If I didn’t know better, I’d say we slipped back in time and it’s September 2022 all over again when we had slim odds of getting a wheat stand. And it got worse every day you waited.

This is kind of a big deal because the No. 1 factor affecting yield is getting a stand. It’s said if you can get your wheat up, you’ve got 90 to 95% odds of harvesting something. This is no guarantee that you’ll have great yields, but you’ll at least have something.

In a rainfed economy, this is something we periodically have to deal with—rains that just don’t come when they’re supposed to.  We farmers have devised numerous ways to alter the course that Mother Nature tries to force us down. Here on our farm, one of our primary objectives through the summer fallow period is to protect the topsoil moisture at all costs. To do that through the summer fallow period we use a reduced tillage program combining herbicides for weed control with one or two or three deep tillage operations using our 6-foot subsurface blade plow that preserves the crop residues from the previous crop.

Research from the ‘60s and ‘70s on stubble mulch tillage showed in severe heat and drought, the top inch or two of your soil likely will dry out but the next inch or two down will stay semi-moist. Finally, when you get to the plow pan, you have decent enough moisture to get the wheat up. This past fall we had a  failure rate of 1%. On the vast majority of our ground, we had decent stands and had to plow up only 1% of what we planted.

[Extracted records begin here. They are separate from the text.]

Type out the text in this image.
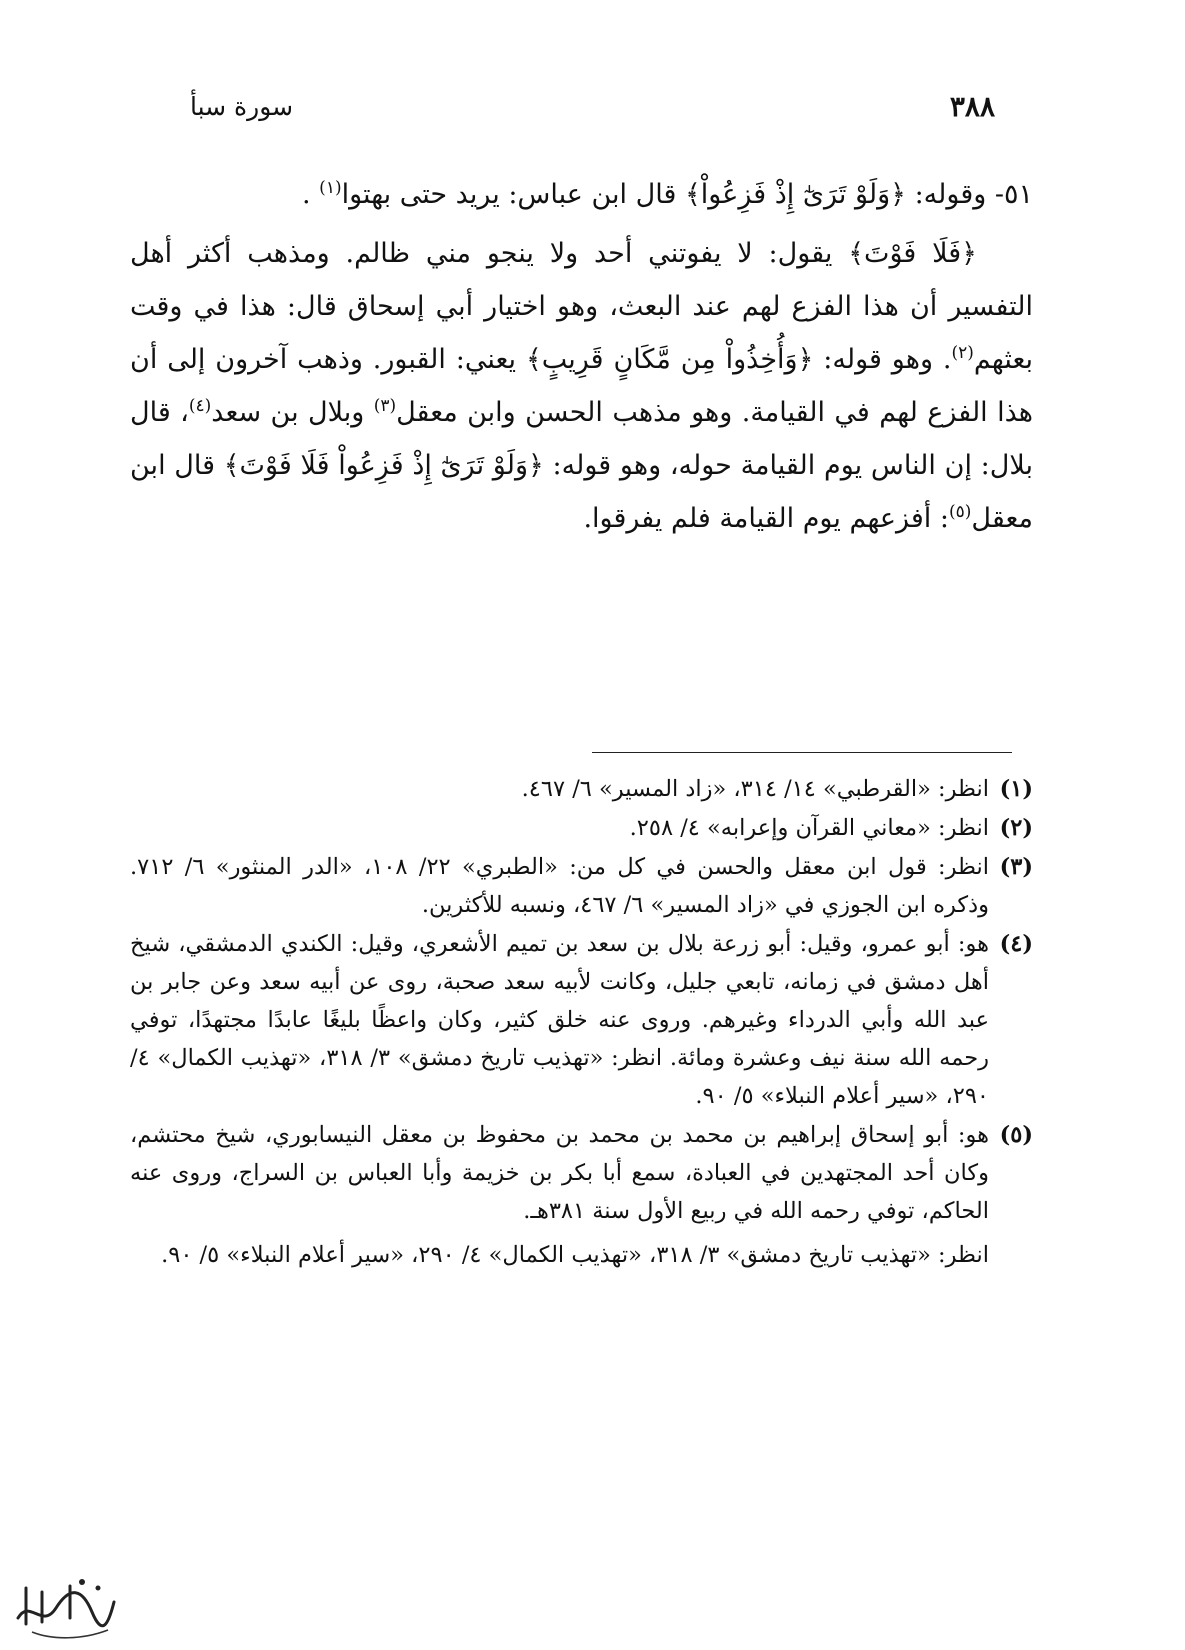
سورة سبأ	٣٨٨

٥١- وقوله: ﴿وَلَوْ تَرَىٰٓ إِذْ فَزِعُواْ﴾ قال ابن عباس: يريد حتى بهتوا$^{(١)}$ .

﴿فَلَا فَوْتَ﴾ يقول: لا يفوتني أحد ولا ينجو مني ظالم. ومذهب أكثر أهل التفسير أن هذا الفزع لهم عند البعث، وهو اختيار أبي إسحاق قال: هذا في وقت بعثهم$^{(٢)}$. وهو قوله: ﴿وَأُخِذُواْ مِن مَّكَانٍ قَرِيبٍ﴾ يعني: القبور. وذهب آخرون إلى أن هذا الفزع لهم في القيامة. وهو مذهب الحسن وابن معقل$^{(٣)}$ وبلال بن سعد$^{(٤)}$، قال بلال: إن الناس يوم القيامة حوله، وهو قوله: ﴿وَلَوْ تَرَىٰٓ إِذْ فَزِعُواْ فَلَا فَوْتَ﴾ قال ابن معقل$^{(٥)}$: أفزعهم يوم القيامة فلم يفرقوا.

(١)
انظر: «القرطبي» ١٤/ ٣١٤، «زاد المسير» ٦/ ٤٦٧.
(٢)
انظر: «معاني القرآن وإعرابه» ٤/ ٢٥٨.
(٣)
انظر: قول ابن معقل والحسن في كل من: «الطبري» ٢٢/ ١٠٨، «الدر المنثور» ٦/ ٧١٢. وذكره ابن الجوزي في «زاد المسير» ٦/ ٤٦٧، ونسبه للأكثرين.
(٤)
هو: أبو عمرو، وقيل: أبو زرعة بلال بن سعد بن تميم الأشعري، وقيل: الكندي الدمشقي، شيخ أهل دمشق في زمانه، تابعي جليل، وكانت لأبيه سعد صحبة، روى عن أبيه سعد وعن جابر بن عبد الله وأبي الدرداء وغيرهم. وروى عنه خلق كثير، وكان واعظًا بليغًا عابدًا مجتهدًا، توفي رحمه الله سنة نيف وعشرة ومائة. انظر: «تهذيب تاريخ دمشق» ٣/ ٣١٨، «تهذيب الكمال» ٤/ ٢٩٠، «سير أعلام النبلاء» ٥/ ٩٠.
(٥)
هو: أبو إسحاق إبراهيم بن محمد بن محمد بن محفوظ بن معقل النيسابوري، شيخ محتشم، وكان أحد المجتهدين في العبادة، سمع أبا بكر بن خزيمة وأبا العباس بن السراج، وروى عنه الحاكم، توفي رحمه الله في ربيع الأول سنة ٣٨١هـ.
انظر: «تهذيب تاريخ دمشق» ٣/ ٣١٨، «تهذيب الكمال» ٤/ ٢٩٠، «سير أعلام النبلاء» ٥/ ٩٠.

While it is still early for planting wheat, some farmers I’ve talked with are considering other alternatives. Already they don’t have enough topsoil moisture to get their wheat up. And that combined with wheat prices significantly below cost of production is leading them to think about maybe not even planting at all. Plus, many wheat farmers can’t find adequate supplies of seed wheat. And what they can find is expensive. And the weather forecast is equally discouraging.

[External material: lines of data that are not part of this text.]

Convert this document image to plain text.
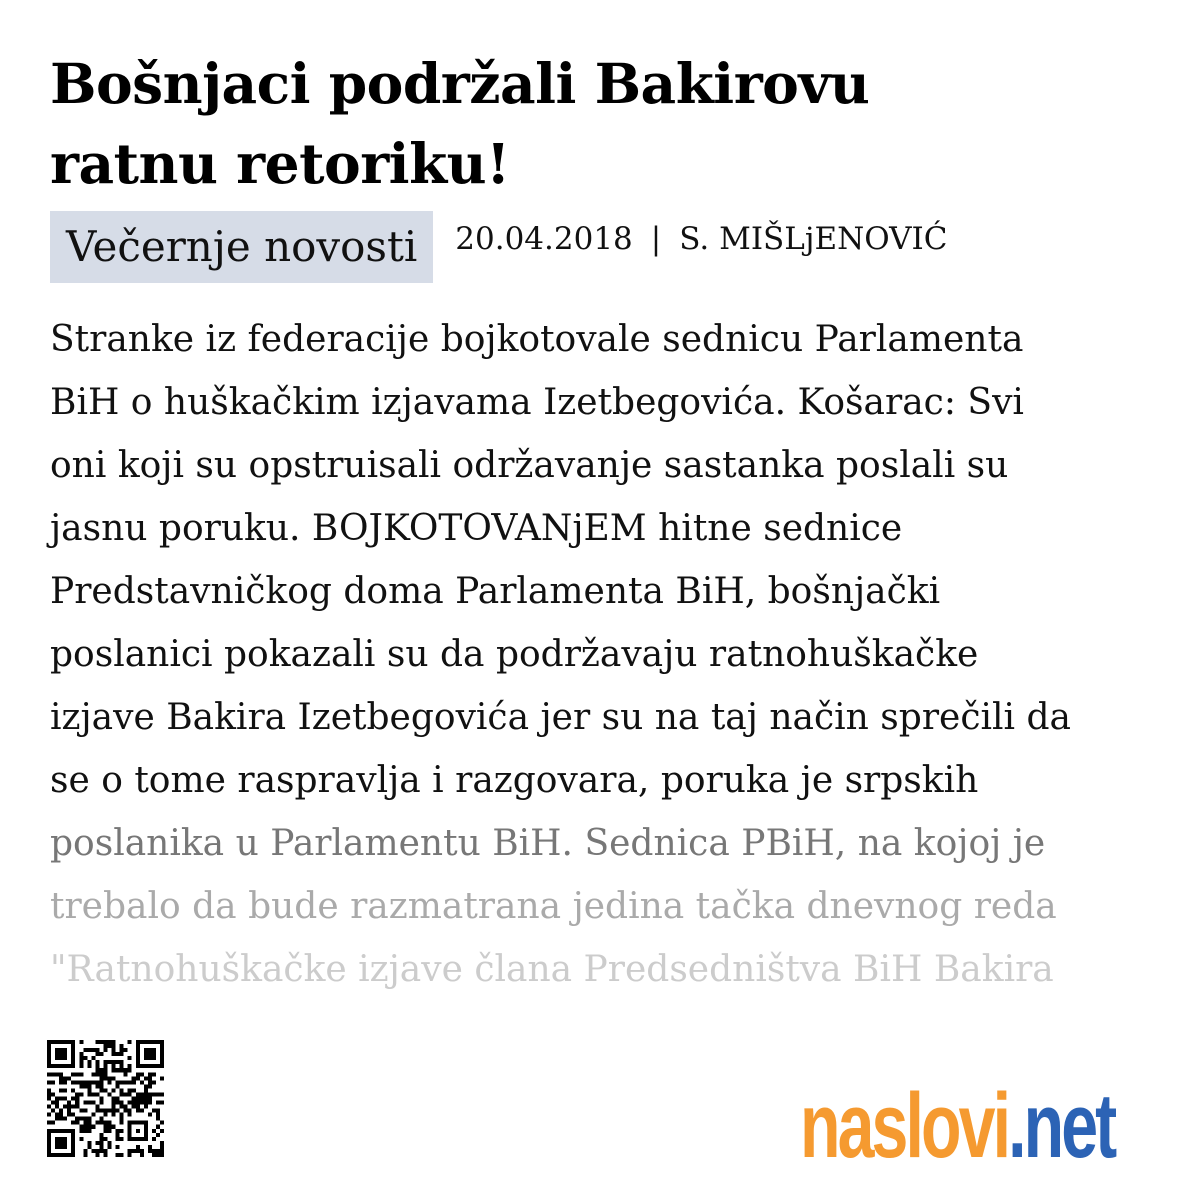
Bošnjaci podržali Bakirovu
ratnu retoriku!
Večernje novosti	20.04.2018 | S. MIŠLjENOVIĆ
Stranke iz federacije bojkotovale sednicu Parlamenta
BiH o huškačkim izjavama Izetbegovića. Košarac: Svi
oni koji su opstruisali održavanje sastanka poslali su
jasnu poruku. BOJKOTOVANjEM hitne sednice
Predstavničkog doma Parlamenta BiH, bošnjački
poslanici pokazali su da podržavaju ratnohuškačke
izjave Bakira Izetbegovića jer su na taj način sprečili da
se o tome raspravlja i razgovara, poruka je srpskih
poslanika u Parlamentu BiH. Sednica PBiH, na kojoj je
trebalo da bude razmatrana jedina tačka dnevnog reda
"Ratnohuškačke izjave člana Predsedništva BiH Bakira
naslovi .net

Sure, we’ve got a 40 and 50% chance of rain 5 and 6 days out. But do you want to go on the operating table with those odds … especially when the trend is solidly going the opposite direction?

So just exactly where is the weather headed? Bill Turner, meteorologist with NOAA in Dodge City, notes the Climate Prediction Center says over the next three months of September through November, we should look for temperature and precipitation to be “near normal.”

Turner says there is no winter weather outlook yet, but El Nino is establishing and El Nino winters tend to favor heavier rain/snow across the central and southern Plains, including Kansas.

But what does Turner really think? “Personally, I have no faith in these long-range predictions. Anything past about 14 days is essentially useless in my opinion. There are just too many variables involved to make an accurate prediction. As an operational meteorologist that has been doing this for 26 years, I think useful predictability ends at about 10 days,” he concludes.

Vance Ehmke is a farmer in Lane and Scott counties in Kansas. He runs a seed business and is a former editor for Progressive Farmer. Ehmke also is a past president of the Kansas Association of Wheat Growers. As reported in The Hutchinson News.